January 09, 2025
Emotions
Emotions
Can an LLM identify emotions? This is a very difficult topic. It starts with the fundamental problem of what emotions even are, and what their purpose is. I will not go into a deep analysis of this because I am not the most qualified person to do so.
In this project, I am solely looking for the trace of emotions within textual content.
My observation is that language models – in possession of sufficient context – are capable of determining:
Real Intent My observation is that language models – in possession of sufficient context – are capable of determining the real intent from the text. They do not look at the literal meaning of words, but rather at what the user’s intent is aimed at.
Capable of characterizing the user From a longer conversation covering multiple topics, the model gives a surprisingly good character description and is capable of describing the user’s traits. These pieces of information (intent, speaker’s character) are the deeper patterns of the text material.
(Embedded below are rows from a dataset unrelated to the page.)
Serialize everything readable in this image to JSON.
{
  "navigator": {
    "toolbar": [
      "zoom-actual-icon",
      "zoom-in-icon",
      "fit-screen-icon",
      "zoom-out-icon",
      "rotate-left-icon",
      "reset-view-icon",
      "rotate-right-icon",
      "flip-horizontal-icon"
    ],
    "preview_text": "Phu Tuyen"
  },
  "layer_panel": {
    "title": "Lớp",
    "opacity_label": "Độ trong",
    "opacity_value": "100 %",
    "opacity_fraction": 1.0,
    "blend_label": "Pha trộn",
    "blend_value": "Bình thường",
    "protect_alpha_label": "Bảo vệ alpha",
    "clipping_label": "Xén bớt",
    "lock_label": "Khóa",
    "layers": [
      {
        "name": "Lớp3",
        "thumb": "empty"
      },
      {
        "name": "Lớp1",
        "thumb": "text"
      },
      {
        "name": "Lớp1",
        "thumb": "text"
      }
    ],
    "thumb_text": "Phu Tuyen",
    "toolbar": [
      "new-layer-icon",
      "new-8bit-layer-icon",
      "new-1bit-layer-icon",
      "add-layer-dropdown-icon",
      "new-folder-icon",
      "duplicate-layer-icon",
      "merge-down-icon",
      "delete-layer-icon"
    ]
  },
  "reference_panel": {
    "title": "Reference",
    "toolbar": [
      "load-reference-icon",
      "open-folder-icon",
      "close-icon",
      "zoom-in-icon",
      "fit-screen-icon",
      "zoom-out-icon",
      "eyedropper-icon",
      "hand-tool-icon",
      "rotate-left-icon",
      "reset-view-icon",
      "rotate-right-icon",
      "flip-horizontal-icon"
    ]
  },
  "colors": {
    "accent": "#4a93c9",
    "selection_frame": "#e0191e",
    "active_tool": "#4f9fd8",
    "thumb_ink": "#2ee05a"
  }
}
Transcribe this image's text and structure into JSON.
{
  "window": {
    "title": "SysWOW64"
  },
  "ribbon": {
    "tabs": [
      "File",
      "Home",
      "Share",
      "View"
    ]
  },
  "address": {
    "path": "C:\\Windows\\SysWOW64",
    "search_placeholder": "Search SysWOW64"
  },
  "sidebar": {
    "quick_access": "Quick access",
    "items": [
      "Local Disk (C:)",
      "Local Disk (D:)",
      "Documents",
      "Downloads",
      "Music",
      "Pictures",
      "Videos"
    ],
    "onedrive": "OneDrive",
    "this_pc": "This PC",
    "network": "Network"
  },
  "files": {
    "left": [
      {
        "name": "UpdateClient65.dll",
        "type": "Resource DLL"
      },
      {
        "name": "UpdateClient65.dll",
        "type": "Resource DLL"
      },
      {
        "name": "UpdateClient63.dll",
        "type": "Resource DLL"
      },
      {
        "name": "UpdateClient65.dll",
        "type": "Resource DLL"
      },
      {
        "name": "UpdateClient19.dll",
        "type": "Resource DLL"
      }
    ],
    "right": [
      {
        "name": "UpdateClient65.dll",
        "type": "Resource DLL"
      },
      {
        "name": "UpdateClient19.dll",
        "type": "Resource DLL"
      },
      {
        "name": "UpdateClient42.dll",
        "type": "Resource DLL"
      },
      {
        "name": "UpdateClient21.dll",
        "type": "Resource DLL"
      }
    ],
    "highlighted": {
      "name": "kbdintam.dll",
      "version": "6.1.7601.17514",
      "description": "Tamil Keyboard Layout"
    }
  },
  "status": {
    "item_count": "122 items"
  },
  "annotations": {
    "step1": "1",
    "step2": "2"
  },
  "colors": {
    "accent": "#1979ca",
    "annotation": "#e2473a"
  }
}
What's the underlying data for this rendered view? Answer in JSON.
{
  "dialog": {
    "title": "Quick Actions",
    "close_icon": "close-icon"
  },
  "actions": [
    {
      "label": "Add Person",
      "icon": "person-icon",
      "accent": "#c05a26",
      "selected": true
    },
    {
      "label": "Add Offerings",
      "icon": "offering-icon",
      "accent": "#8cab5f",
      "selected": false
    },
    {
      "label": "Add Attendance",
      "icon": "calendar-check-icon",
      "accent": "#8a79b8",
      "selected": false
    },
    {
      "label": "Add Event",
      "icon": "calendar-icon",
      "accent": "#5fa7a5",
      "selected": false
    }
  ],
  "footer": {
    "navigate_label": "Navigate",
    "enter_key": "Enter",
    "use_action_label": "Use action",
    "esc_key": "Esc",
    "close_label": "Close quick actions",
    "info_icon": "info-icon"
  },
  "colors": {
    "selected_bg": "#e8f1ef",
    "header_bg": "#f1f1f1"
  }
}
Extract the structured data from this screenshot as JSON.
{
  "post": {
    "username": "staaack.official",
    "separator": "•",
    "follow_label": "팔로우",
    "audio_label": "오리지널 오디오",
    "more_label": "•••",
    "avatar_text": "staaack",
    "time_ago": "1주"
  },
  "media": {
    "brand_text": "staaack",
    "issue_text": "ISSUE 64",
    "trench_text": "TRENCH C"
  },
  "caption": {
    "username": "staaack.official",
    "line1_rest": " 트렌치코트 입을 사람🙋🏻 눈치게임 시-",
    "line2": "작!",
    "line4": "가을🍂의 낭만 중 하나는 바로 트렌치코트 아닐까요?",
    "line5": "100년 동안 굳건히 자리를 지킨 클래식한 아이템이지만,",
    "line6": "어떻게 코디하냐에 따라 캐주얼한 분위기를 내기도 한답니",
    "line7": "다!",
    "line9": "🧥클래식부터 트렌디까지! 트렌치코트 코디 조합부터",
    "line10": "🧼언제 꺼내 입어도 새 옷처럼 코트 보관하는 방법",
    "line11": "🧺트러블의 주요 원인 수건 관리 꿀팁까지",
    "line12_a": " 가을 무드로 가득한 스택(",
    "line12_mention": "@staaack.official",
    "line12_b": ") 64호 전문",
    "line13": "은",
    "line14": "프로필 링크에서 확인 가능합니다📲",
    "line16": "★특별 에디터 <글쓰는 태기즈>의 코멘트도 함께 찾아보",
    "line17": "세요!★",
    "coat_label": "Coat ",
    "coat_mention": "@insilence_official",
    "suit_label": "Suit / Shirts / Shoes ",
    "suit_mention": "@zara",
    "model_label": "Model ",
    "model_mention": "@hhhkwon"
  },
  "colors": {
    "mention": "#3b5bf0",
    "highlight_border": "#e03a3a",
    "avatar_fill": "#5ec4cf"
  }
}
Since there are fairly good observations regarding these. My assumption is that it is capable of recognizing the deeper connections of the text material, so I assumed that it might be able to define the emotional aspect of the text as well.
My concept is based on the idea that if I view the LLM with an “embedding mindset” – meaning the text material is located in an N-dimensional space – then presumably the words responsible for emotions are located in the environment used to express them.
The system continuously saves memories on the Monologue thread, and generates emotional tags for them to keep the database consistent. To do this, it must choose from a fixed vector (taxonomy), which currently looks like this:
Joy, Serenity, Calmness, Admiration, Trust, Acceptance, Fear, Apprehension, Surprise, Distraction, Sadness, Pensiveness, Boredom, Anger, Annoyance, Vigilance, Anticipation, Interest, Love, Submission, Awe, Disapproval, Remorse, Optimism.
Thus, memories are tagged based on emotion. With every LLM call, relevant memories are injected into the topic, based not only on context but also on emotional overlap.
This type of input call is difficult to analyze. It could only be validated by comparing what response the model would give if these memories did not go in. I already have code attempts for this locally, but I will not go into observations yet. The result would presumably be distorted, and I might just project what I imagine into it.